Agreed, I've pentested php apps and some are very hardened and difficult to breach and I've tested Python django apps where I completely compromised the server. Language has only a weak correlation to security for web applications.

Nice to see this work being shared with others.

Is there an analysis out there which evaluate some of the largest PGP projects regarding these cryptographically best practices?

I'm assuming that's a typo (s/PGP/PHP/).

There isn't such an analysis yet, but I intend to do one in the near future.

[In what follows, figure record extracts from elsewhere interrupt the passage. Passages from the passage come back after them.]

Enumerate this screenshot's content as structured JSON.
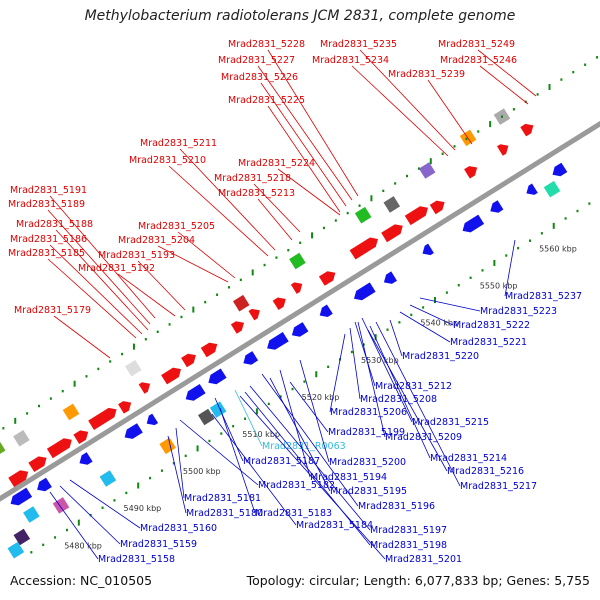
{
  "title": "Methylobacterium radiotolerans JCM 2831, complete genome",
  "accession": "Accession: NC_010505",
  "stats": "Topology: circular; Length: 6,077,833 bp; Genes: 5,755",
  "colors": {
    "forward": "#ee1111",
    "reverse": "#1111ee",
    "other": "#22bbee",
    "backbone": "#9a9a9a",
    "tick": "#118811",
    "label_forward": "#dd0000",
    "label_reverse": "#0000cc",
    "label_other": "#33bbdd"
  },
  "kbp_labels": [
    "5480 kbp",
    "5490 kbp",
    "5500 kbp",
    "5510 kbp",
    "5520 kbp",
    "5530 kbp",
    "5540 kbp",
    "5550 kbp",
    "5560 kbp"
  ],
  "top_labels": [
    "Mrad2831_5228",
    "Mrad2831_5227",
    "Mrad2831_5226",
    "Mrad2831_5225",
    "Mrad2831_5235",
    "Mrad2831_5234",
    "Mrad2831_5249",
    "Mrad2831_5246",
    "Mrad2831_5239",
    "Mrad2831_5211",
    "Mrad2831_5210",
    "Mrad2831_5224",
    "Mrad2831_5218",
    "Mrad2831_5213",
    "Mrad2831_5191",
    "Mrad2831_5189",
    "Mrad2831_5188",
    "Mrad2831_5186",
    "Mrad2831_5185",
    "Mrad2831_5205",
    "Mrad2831_5204",
    "Mrad2831_5193",
    "Mrad2831_5192",
    "Mrad2831_5179"
  ],
  "bottom_labels": [
    "Mrad2831_5237",
    "Mrad2831_5223",
    "Mrad2831_5222",
    "Mrad2831_5221",
    "Mrad2831_5220",
    "Mrad2831_5212",
    "Mrad2831_5208",
    "Mrad2831_5206",
    "Mrad2831_5215",
    "Mrad2831_5209",
    "Mrad2831_5199",
    "Mrad2831_R0063",
    "Mrad2831_5187",
    "Mrad2831_5200",
    "Mrad2831_5214",
    "Mrad2831_5216",
    "Mrad2831_5194",
    "Mrad2831_5217",
    "Mrad2831_5195",
    "Mrad2831_5182",
    "Mrad2831_5181",
    "Mrad2831_5196",
    "Mrad2831_5180",
    "Mrad2831_5183",
    "Mrad2831_5184",
    "Mrad2831_5197",
    "Mrad2831_5160",
    "Mrad2831_5198",
    "Mrad2831_5159",
    "Mrad2831_5201",
    "Mrad2831_5158"
  ]
}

We have a similar analysis for out-of-box security features of popular open source CMS: https://paragonie.com/blog/2016/08/on-insecurity-popular-ope...

Our security page has some of the audits we've done (at least, the ones we were permitted to publish) as well as our security advisories. https://paragonie.com/security

I'm pretty active in the PHP community and get looped into a lot of pull request discussions (e.g. https://github.com/facebook/php-graph-sdk/pull/552#issuecomm... for Facebook's SDK), but it's possible I've missed a few.

I'm curious why you submit CVEs for development repositories of code that is not supposed to be run in production?

SMF 2.1 for instance is purely development releases that are _not_ supposed to be used in production.


> As always, keep in mind that Beta Releases are NOT recommended for production sites.

It is just the first time I've ever seen someone create a CVE for what is essentially a do-not-run-this-in-production code branch for an open source project. I'm used to people waiting until at least a Release Candidate version before doing that.

In the case of SMF, the same vulnerabilities were present in the production versions.

Do you have any other instances you'd like to inquire about?

> In the case of SMF, the same vulnerabilities were present in the production versions.

I'm just curious which production version you are talking about now since 2.1.X has 0 of those?

It doesn't really impact me one way or the other, so feel free to ignore me if you prefer. Its just odd.

The vulnerability is also present in the v2.0.x branch.

The development 2.1.x branch (which is what was on Github) had the vulnerability, and that's where I reported it, but it's not only in the new code.

I think maybe you're confused somewhere?